Die Chinesen haben an Viren in Fledermäusen herumgeforscht. China ist ambitioniert, hat aber für viele Vorgänge kein kulturelles Verständnis. Man kann Top - Computer bauen, frisst aber Zeug, wie Urmenschen und hantiert mit halbem Verständnis in der Biologie herum. Das Ergebnis eines technisierten Entwicklungslandes ist jetzt da, das ist so wie wenn man Waldorfschülern ein AKW in die Hand gäbe.  Normalerweise gilt in China der Mensch nicht viel, man hat ja genug “Humanmasse”. Wenn der letzte rote Riese zu diesen drastischen Mitteln greift und bereit ist seine nahezu gesamte Wirtschaft lahm zu legen - verehrter Autor - dann hat das Gründe, die katastrophal sein müssen, auf dem Level von Tschernobyl und schlimmer. Wegen einer grippeähnlichen Sterblichkeit würde keiner ganze Intermodalitäten auf Eis legen oder Containerschiffe im Kreis fahren lassen. Den Russen ist die Lage klar, sie kennen sich mit Katastrophen aus der Komintern - Dose aus, deshalb ließen sie auch die Luftwaffe nicht landen. Und nein, Deutschland hat für keine 14 Tage die Ressourcen einer Pandemie etwas entgegen zu setzen, Nato - Sanitätsdepots gibt es nicht mehr. Wenn dieser Virus in Indien oder Pakistan ankommt, dann kann man Mutter Theresafilm ausbuddeln und klonen und es wird keinen Zweck haben. Es kann übrigens sein, daß die Mathematik das Blatt wendet, was im Moment sich nicht abbildet.

Karl-Heinz Vonderstein / 27.02.2020

Warte darauf, bis die ersten sagen:Was killt uns eher, Corona oder Klima?

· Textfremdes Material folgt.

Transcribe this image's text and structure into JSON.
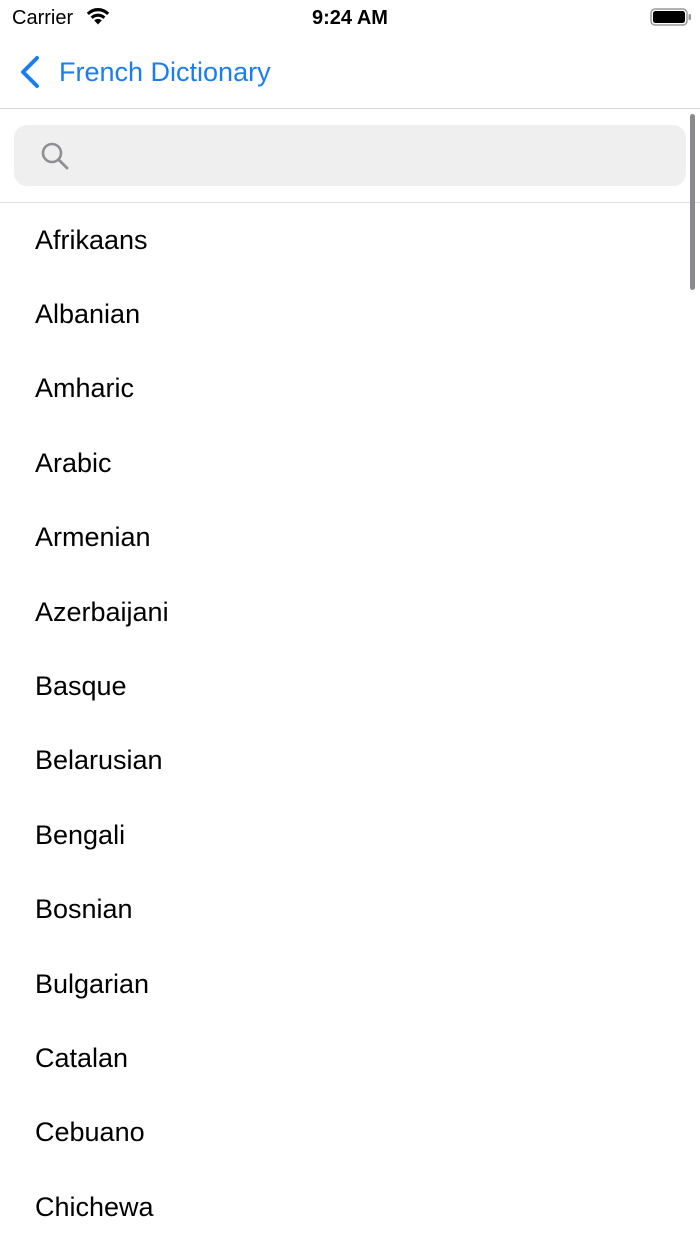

Wolfgang Kaufmann / 27.02.2020

Bei uns ist etwa ein Drittel der Bevölkerung 60 Jahre oder älter und somit überdurchschnittlich gefährdet. Aber wenn wir keuchend darniederliegen, können wir felsenfest darauf vertrauen, dass die Neubürger uns pflegen und versorgen werden. Denn sie sind gekommen, uns zu retten. – Warum muss ich da immer an Mars Attacks denken?

Rolf Menzen / 27.02.2020

Die Bevölkerung ist eh schon in Panik. Es gibt nirgends mehr Atemschutzmasken zu kaufen, es sei denn für absolute Mondpreise. Desinfektionsmittel sind auch schon knapp und meine Frau war heute einkaufen und sagte, die Leute würden panisch die Regale leerräumen. Wir leben in NRW.